Qué importancia puede tener la conciencia de aquel poder. Pues la misma que tiene el dejar el plano de la individualidad para buscar el del entramado humano.
“Y tampoco me agrada porque es un término, sociedad, que parece no hablar de nosotros. Pobre palabra, no es su culpa, es la nuestra, claro, por cómo la utilizamos. Pero es como si no fuera un término incluyente, como si indicara algo que no nos incumbe. Entonces prefiero palabras como personas, seres humanos”. (Milena, Durante).
La sociedad de individuos celosos de su privacidad, de su mundito, parece haberla palpado Teresa, sobre todo a raíz de su enfermedad, y es la que muestra en Adentro. En la obra, que tuvo una versión virtual en tiempos de cuarentena, cinco mujeres viven una intimidad impensable fuera de una sala común de hospital. Son víctimas ciertamente de la indolencia del sistema de salud encarnado en enfermera, camilleros, las órdenes desde un altavoz y el confinamiento en una cama numerada. Cada una carga con sus dolencias, pero todo es peor por el peso de la soledad y el desamparo que las hace decir en coro: “Dejo de sonreír”.
En esa sociedad hospitalaria poblada por personas despojadas de dignidad y reducidas a su condición de cuerpos enfermos, Teresa, a través de Vargas, revela:
“He empezado a desaparecer. Desaparezco, antes que nada, ante mí misma… Luego finalmente desapareceré completamente… Me vuelvo hueco, me vuelvo olvido. Me siento borrosa y “se ha de ver”, pienso”.
Se ve, pero ninguna de las mujeres está lista para admitirlo por miedo a contagiarse de más soledad. Por eso, cuando Alarcón llora, “nadie va a consolarla” y entonces cobra fuerza lo que Franco siente: un hospital “no es la cura, es el lugar más pretencioso y más ineficaz contra la desolación que yo conozca”.
Como lector, como espectador, se piensa: Si tan solo estos personajes se reconocieran como aliados, también la enfermera que es tan infeliz, tal vez la “señora que nunca se mueve” sería alguien y ninguna de ellas sería desahuciada en silencio porque se quedó sin dinero. Estas enfermas sí son partes de un rompecabezas rígido y por ello no cabe la esperanza.

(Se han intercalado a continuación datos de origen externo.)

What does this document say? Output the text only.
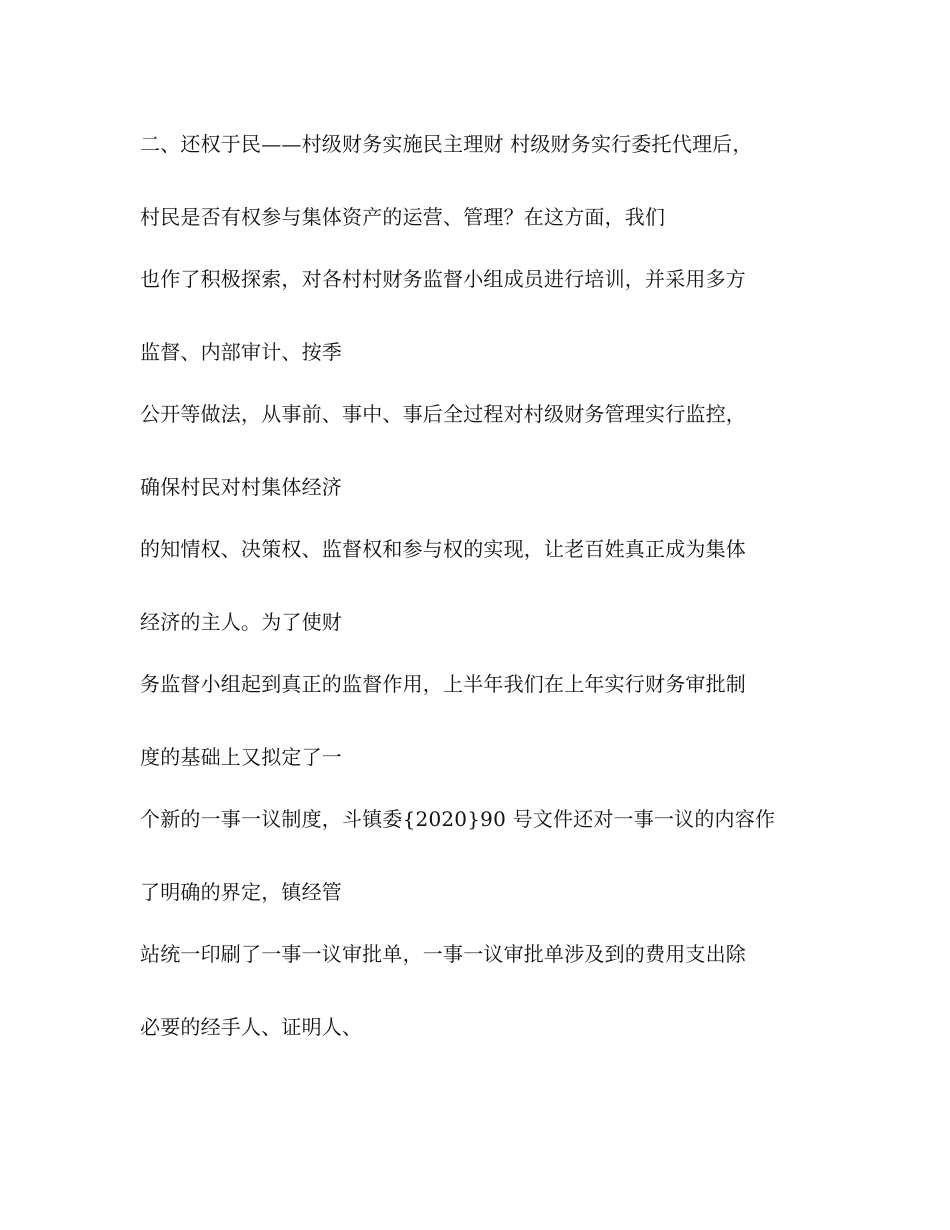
二、还权于民——村级财务实施民主理财 村级财务实行委托代理后，
村民是否有权参与集体资产的运营、管理？在这方面，我们
也作了积极探索，对各村村财务监督小组成员进行培训，并采用多方
监督、内部审计、按季
公开等做法，从事前、事中、事后全过程对村级财务管理实行监控，
确保村民对村集体经济
的知情权、决策权、监督权和参与权的实现，让老百姓真正成为集体
经济的主人。为了使财
务监督小组起到真正的监督作用，上半年我们在上年实行财务审批制
度的基础上又拟定了一
个新的一事一议制度，斗镇委{2020}90 号文件还对一事一议的内容作
了明确的界定，镇经管
站统一印刷了一事一议审批单，一事一议审批单涉及到的费用支出除
必要的经手人、证明人、
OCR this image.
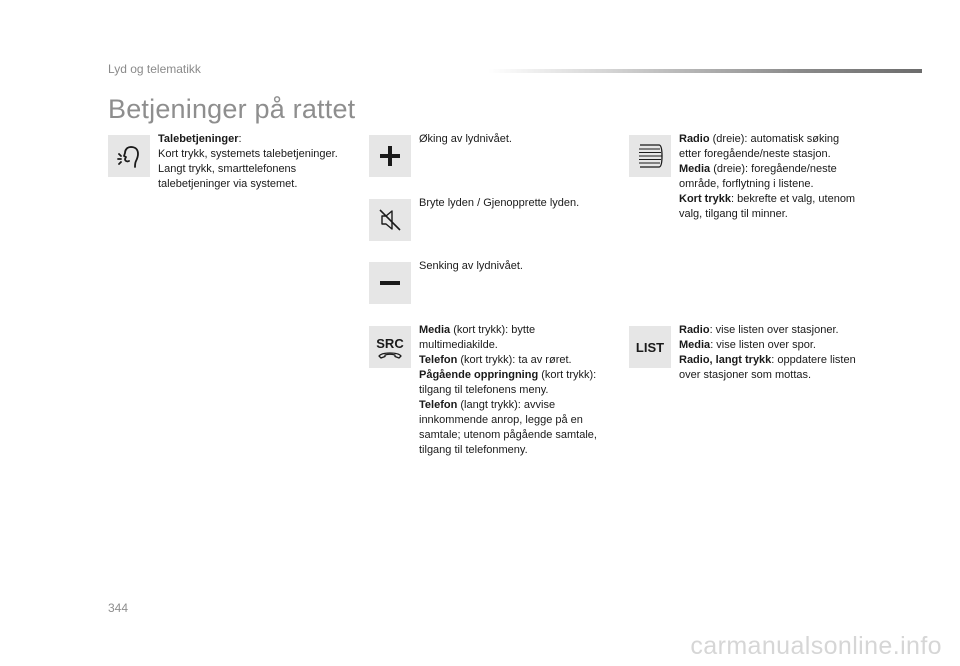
Lyd og telematikk
Betjeninger på rattet
Talebetjeninger:
Kort trykk, systemets talebetjeninger.
Langt trykk, smarttelefonens
talebetjeninger via systemet.
Øking av lydnivået.
Bryte lyden / Gjenopprette lyden.
Senking av lydnivået.
SRC
Media (kort trykk): bytte
multimediakilde.
Telefon (kort trykk): ta av røret.
Pågående oppringning (kort trykk):
tilgang til telefonens meny.
Telefon (langt trykk): avvise
innkommende anrop, legge på en
samtale; utenom pågående samtale,
tilgang til telefonmeny.
Radio (dreie): automatisk søking
etter foregående/neste stasjon.
Media (dreie): foregående/neste
område, forflytning i listene.
Kort trykk: bekrefte et valg, utenom
valg, tilgang til minner.
LIST
Radio: vise listen over stasjoner.
Media: vise listen over spor.
Radio, langt trykk: oppdatere listen
over stasjoner som mottas.
344
carmanualsonline.info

Ahora bien. El sentimiento de desolación puede no ser ajeno en una familia, como resiente Caperuchita, sólo que esta vez, en la obra Rojas, Teresa Dal Pero se permite vislumbrar el camino: la niña enviada a atravesar el bosque sola y a repetir una historia harto contada, va a descubrir que es parte de algo más grande, de algo que puede llamarse amor, herencia, abuela, madre, y, una vez consciente de ello, está lista para enfrentar su propio camino.
Hay más descubrimientos en las obras de Teresa. Ahí están la Señora Zamora y la Señora Vera, dos extrañas entre sí que, sin embargo, comparten la necesidad de acercarse y observar gente en ceremonias grupales tipo casamientos, bautizos y similares tan llenos de fórmulas y etiquetas. Estas señoras con placeres tan prosaicos resulta que intuyen eso que tiene fuerza de revelación en las obras teatrales de Teresa:
“Detrás de cada pieza hay tantos colores, detalles, muchas historias… que en su mayoría ignoramos, si bien todos juntos representamos y somos una porción de mundo”.
Es cuestión de aprender a mirar. De desarmarse y mirar, como pide el Huésped mudo de Mírame con otros ojos. Y de escuchar, aun a los muertos, como comprenden Toledo y Peredo en (Y aun así) Se mueven. Sin preconceptos, sin bandos, sin definiciones, sin constructos parece difícil vivir; no es cómodo ir siendo, fluyendo, abriéndose a los demás para formar entramados. Pero la alternativa, muestra Teresa, es el odio, la discriminación, la desolación, la tristeza.
“Sólo vale la pena aprender a caminar por la cuerda floja de la vida, con un cuerpo que vibra a cada movimiento interno y externo” (Mírame con otros ojos).